Dora volvió a sentarse frente a la inscripción, cogió el cepillo y continuó quitando con suavidad la tierra que la cubría. Habían encontrado aquella puerta cegada con una pared de ladrillo un par de días antes. Se encontraba bajo el templo de Crío que Dora excavaba desde hacía unos años y lo cierto es que la tenía desconcertada. Si el templo había sido construido en torno al siglo VI a.C., aquella entrada tenía que dar paso a una estancia mucho más antigua. Además, la inscripción estaba escrita en un griego arcaico que ella no podía leer correctamente, así que estaba en un punto muerto. Las fotos que le había pedido a Claude podrían ayudar a descifrar la parte de inscripción que había sobrevivido al paso de los siglos, pero no estaba convencida de poder traducir aquel fragmento de texto por completo. Dora escuchó pasos que se acercaban y levantó la vista. Héctor se acercaba despacio, enfrascado en las fotografías que habían enviado desde París.
– Vaya, no pensé que me harías caso – Dora se incorporó sorprendida por la calma de Héctor – ¿Qué hay en las fotografías para que hayas dejado de correr?
– Es que… – Héctor miró la inscripción que Dora estaba limpiando – ¿Sabes a qué me recuerda?
– No tengo ni idea – Dora sonreía porque sabía que Héctor tenía una memoria privilegiada y era capaz de relacionar cosas que los demás ni siquiera podrían imaginar.
– La Tablilla de Pella – Héctor miró a Dora arqueando las cejas ligeramente.
– ¿Una maldición? – Dora volvió la vista hacia la inscripción del dintel de la puerta – Normalmente las escribían sobre planchas de plomo o de madera, o de piedra pero no en paredes ni puertas.

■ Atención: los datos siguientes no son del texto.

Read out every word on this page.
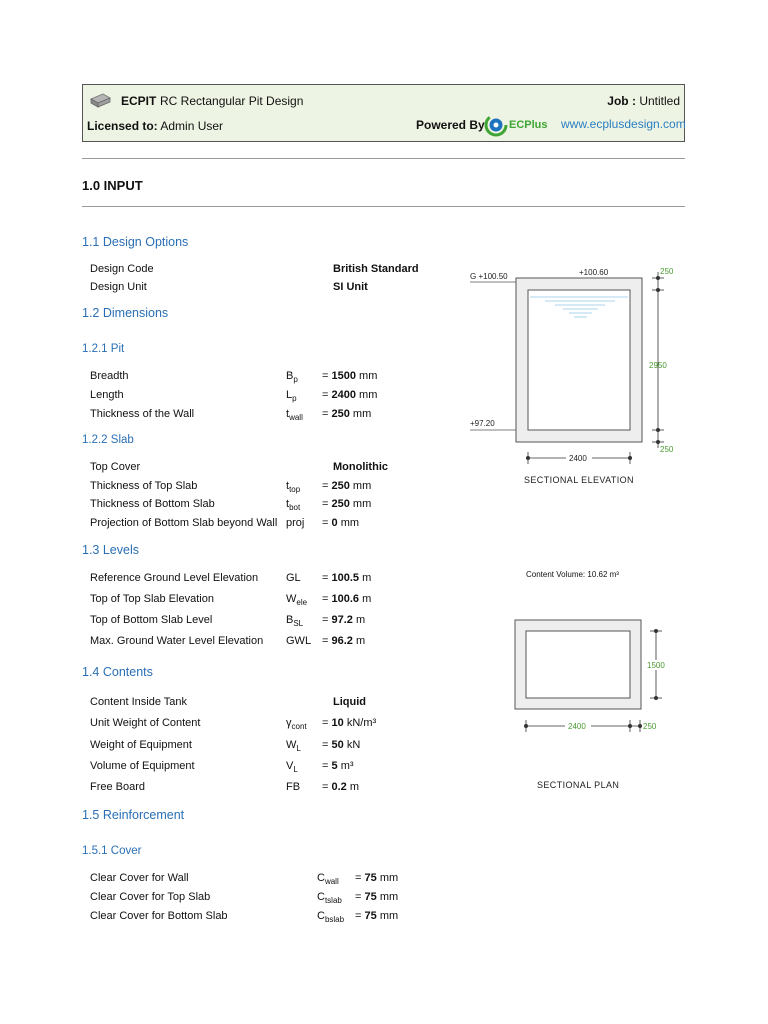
ECPIT RC Rectangular Pit Design	Job : Untitled
Licensed to: Admin User	Powered By: ECPlus www.ecplusdesign.com
1.0 INPUT
1.1 Design Options
Design Code	British Standard
Design Unit	SI Unit
1.2 Dimensions
1.2.1 Pit
Breadth	$B_p = 1500$ mm
Length	$L_p = 2400$ mm
Thickness of the Wall	$t_{wall} = 250$ mm
1.2.2 Slab
Top Cover	Monolithic
Thickness of Top Slab	$t_{top} = 250$ mm
Thickness of Bottom Slab	$t_{bot} = 250$ mm
Projection of Bottom Slab beyond Wall proj = 0 mm
1.3 Levels
Reference Ground Level Elevation	GL = 100.5 m
Top of Top Slab Elevation	$W_{ele} = 100.6$ m
Top of Bottom Slab Level	$B_{SL} = 97.2$ m
Max. Ground Water Level Elevation GWL = 96.2 m
1.4 Contents
Content Inside Tank	Liquid
Unit Weight of Content	$\gamma_{cont} = 10$ kN/m³
Weight of Equipment	$W_L = 50$ kN
Volume of Equipment	$V_L = 5$ m³
Free Board	FB = 0.2 m
1.5 Reinforcement
1.5.1 Cover
Clear Cover for Wall	$C_{wall} = 75$ mm
Clear Cover for Top Slab	$C_{tslab} = 75$ mm
Clear Cover for Bottom Slab	$C_{bslab} = 75$ mm
G +100.50	+100.60
+97.20
250
2950
250
2400
SECTIONAL ELEVATION
Content Volume: 10.62 m³
1500
2400	250
SECTIONAL PLAN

– Sí, pero fíjate en la grafía – Héctor le mostró las fotografías – Es muy antigua, no es griego clásico. La de Pella está escrita en el antiguo idioma macedonio; quizá tenemos algo parecido.
– ¿Puedes leer algo? – preguntó Dora concentrada en el texto – Podría ser el antiguo lenguaje ateniense, pero estas dos letras, no sé, podrían ser gammas.
– La verdad es que recuerdo muy poco de griego arcaico, pero… a ver –Héctor miró concienzudamente la inscripción que todavía podía verse en el dintel – Esto es gamma mayúscula, seguro, y la segunda y la última… – Héctor buscaba en su memoria algo que le ayudara – Ya está; fíjate, son alfa, las dos, pero en mayúscula y en el jónico anterior al griego clásico. Así que tiene sentido que en medio haya una iota. Aquí dice Gaia; es decir, Gea, la diosa Tierra.